Apache Spark is a cluster computing
system. It is lightning fast in-memory* parallel processing engine. Though it
is based on Hadoop Map-Reduce but can also work independently without Hadoop(hdfs
and Map-reduce).
It supports multiple languages like Java, Python, Scala, R etc. It provides high level APIs in these languages to process the data. It also supports SQL queries.
2.
Spark is a single framework which can be used for
any type of processing: -
3.
Reliable solution for enterprise: -
4.
Cost effective and Scalable: -
Best ladies Watch under Rs 10000
Top 10 Best ladies Watch under Rs 10000
Best Induction stove / cook-tops in India under 5000
https://www.smartdealforyou.com/electronics/top-10-best-headphones-under-rs-1000
10 Best Water Purifiers in India – A Buying Guide
:- https://www.smartdealforyou.com/appliances/10-best-water-purifiers-in-india-a-buying-guide
It supports multiple languages like Java, Python, Scala, R etc. It provides high level APIs in these languages to process the data. It also supports SQL queries.
Why not Hadoop Map-Reduce? What was the need for Apache Spark?
Following are the reasons why industry needed a framework like
Spark: -
1. Hadoop was designed for Batch Processing : -
Map Reduce is designed for batch processing, not real-time processing.2. Map reduce is slow: -
I/O operations are the most expensive operation when we deal with data processing. Writing data to disc and reading back the data from disc is very costly in terms of time and resources. When a Map-Reduce job is submitted it is divided into multiple stages where multiple mapper and reducers runs. Every mapper output is written to disc, the same data from disc is read by the subsequent mapper or reducer.
For
a big job there can be hundreds of mappers. This writing of data by mappers to
disc and reading from disc by subsequent mapper or reducer makes the Hadoop very
slow.
3. No Single framework for doing all different kind of data processing and analysis: -
Depending upon the kind of requirement like batch or real-time or graph processing, you need a different tool and skill set because the available tools to achieve those are completely different from one another for example: -
a.
Hadoop is designed for batch processing, not real-time
processing.
b.
Hive and Impala for running SQL queries against
the data. It was not designed for complex analytical jobs like sentimental
analysis, or regression analysis.
c.
Apache Storm for stream processing.
Developer need to be aware of all
the different technologies depending upon their use case. There was no single framework or tool which
can give the power of batch processing, real time stream processing, complex
analytical and graph processing within itself by leveraging just one technology
or skill.
Benefits of Apache Spark and how it different from other existing processing engine?
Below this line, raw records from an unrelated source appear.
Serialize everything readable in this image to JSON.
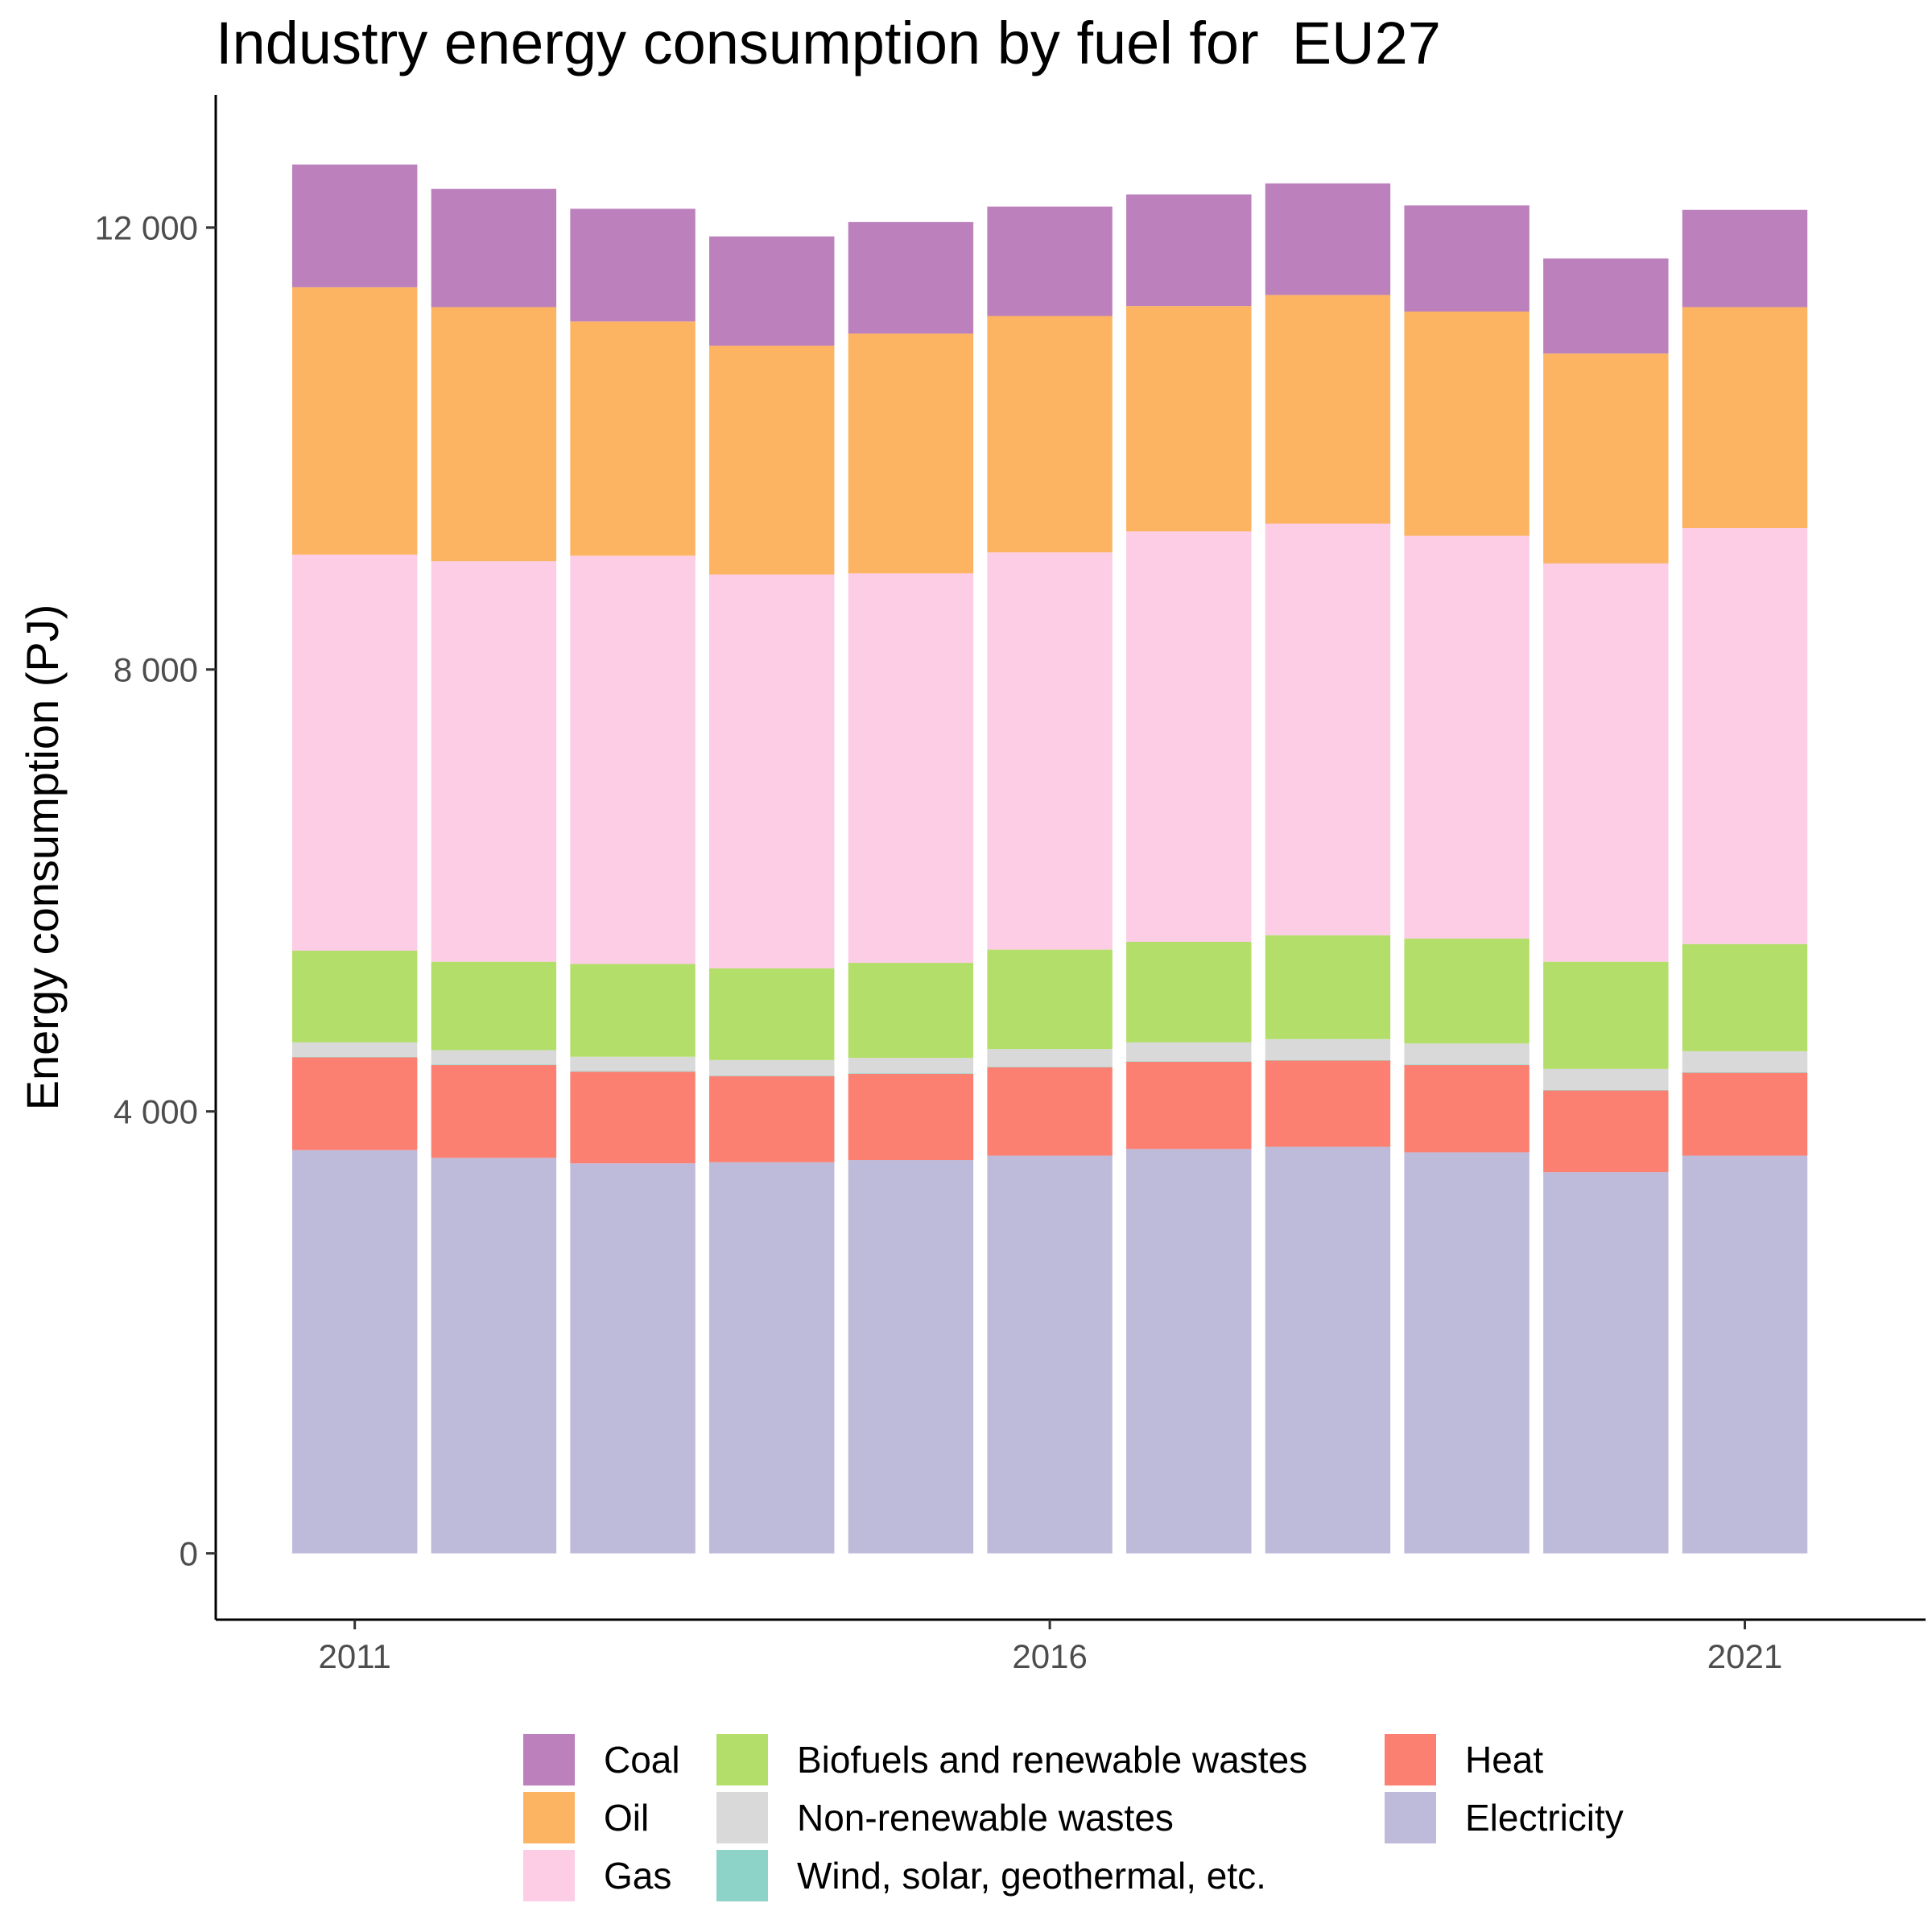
{
  "chart_data": {
    "type": "bar",
    "stacked": true,
    "title": "Industry energy consumption by fuel for  EU27",
    "xlabel": "",
    "ylabel": "Energy consumption (PJ)",
    "x_ticks": [
      "2011",
      "2016",
      "2021"
    ],
    "y_ticks": [
      "0",
      "4 000",
      "8 000",
      "12 000"
    ],
    "ylim": [
      -600,
      13200
    ],
    "xlim": [
      2010,
      2022.3
    ],
    "grid": false,
    "legend_position": "bottom",
    "categories": [
      2011,
      2012,
      2013,
      2014,
      2015,
      2016,
      2017,
      2018,
      2019,
      2020,
      2021
    ],
    "series": [
      {
        "name": "Electricity",
        "color": "#BEBADA",
        "values": [
          3650,
          3580,
          3530,
          3540,
          3560,
          3600,
          3660,
          3680,
          3630,
          3450,
          3600
        ]
      },
      {
        "name": "Heat",
        "color": "#FB8072",
        "values": [
          840,
          840,
          830,
          780,
          780,
          800,
          790,
          780,
          790,
          740,
          750
        ]
      },
      {
        "name": "Wind, solar, geothermal, etc.",
        "color": "#8DD3C7",
        "values": [
          5,
          5,
          5,
          5,
          5,
          5,
          5,
          5,
          5,
          5,
          5
        ]
      },
      {
        "name": "Non-renewable wastes",
        "color": "#D9D9D9",
        "values": [
          130,
          130,
          130,
          140,
          140,
          160,
          170,
          190,
          190,
          190,
          190
        ]
      },
      {
        "name": "Biofuels and renewable wastes",
        "color": "#B3DE69",
        "values": [
          830,
          800,
          840,
          830,
          860,
          900,
          910,
          940,
          950,
          970,
          970
        ]
      },
      {
        "name": "Gas",
        "color": "#FCCDE5",
        "values": [
          3585,
          3625,
          3695,
          3565,
          3525,
          3595,
          3715,
          3725,
          3645,
          3605,
          3765
        ]
      },
      {
        "name": "Oil",
        "color": "#FDB462",
        "values": [
          2420,
          2300,
          2120,
          2070,
          2170,
          2140,
          2040,
          2070,
          2030,
          1900,
          2000
        ]
      },
      {
        "name": "Coal",
        "color": "#BC80BD",
        "values": [
          1110,
          1070,
          1020,
          990,
          1010,
          990,
          1010,
          1010,
          960,
          860,
          880
        ]
      }
    ]
  },
  "legend": {
    "items": [
      {
        "label": "Coal",
        "color": "#BC80BD"
      },
      {
        "label": "Biofuels and renewable wastes",
        "color": "#B3DE69"
      },
      {
        "label": "Heat",
        "color": "#FB8072"
      },
      {
        "label": "Oil",
        "color": "#FDB462"
      },
      {
        "label": "Non-renewable wastes",
        "color": "#D9D9D9"
      },
      {
        "label": "Electricity",
        "color": "#BEBADA"
      },
      {
        "label": "Gas",
        "color": "#FCCDE5"
      },
      {
        "label": "Wind, solar, geothermal, etc.",
        "color": "#8DD3C7"
      },
      {
        "label": "",
        "color": ""
      }
    ]
  }
}
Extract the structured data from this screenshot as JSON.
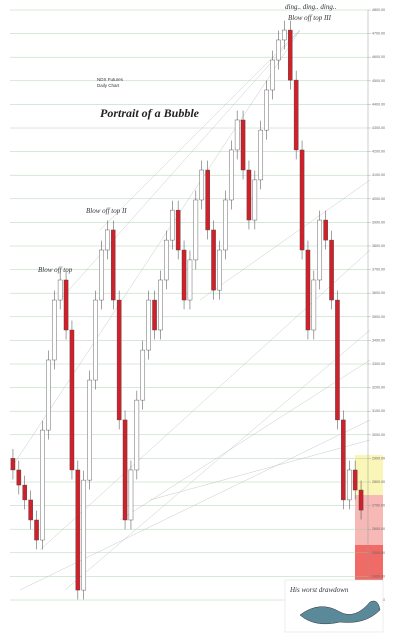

Benefits of Apache Spark and how it is different from other
big data solutions is mentioned below:-
1. Spark is very fast: -
Spark is 100+ times faster that map-reduce jobs. It is lightning fast because of its design and the way it handles and process the data. The key features which make Spark lightning fast are
a.
In-memory parallel processing*
b.
Lazy Evaluation
c.
Resilient Distributed Dataset(RDD)
d.
DAG
e.
Catalyst Optimizer
2.
Spark is a single framework which can be used for
any type of processing: -
Spark
can be used for batch, real-time, graph, image processing. It supports multiple
languages like Java, Python, Scala and R. Developer need to know any one of
these four languages in order to work with spark. Spark also supports SQL.
3.
Reliable solution for enterprise: -
All
high-level components are tightly integrated in Spark. It has a very fast
distributed computation engine at the very core. On top of the core multiple higher-level
components are built like SparkSQL, ML, AI, GraphX etc are written. All the
components are highly integrated. Sine all the high-level components are built
on top of Spark Core so any improvement in Spark core benefits all the high-level
components.
4.
Cost effective and Scalable: -
Support
for so many high-level components such as SQL, ML, AI under a single umbrella
reduces problem of procuring and maintaining multiple software, hardware and
skills from market. Moreover, Spark is free.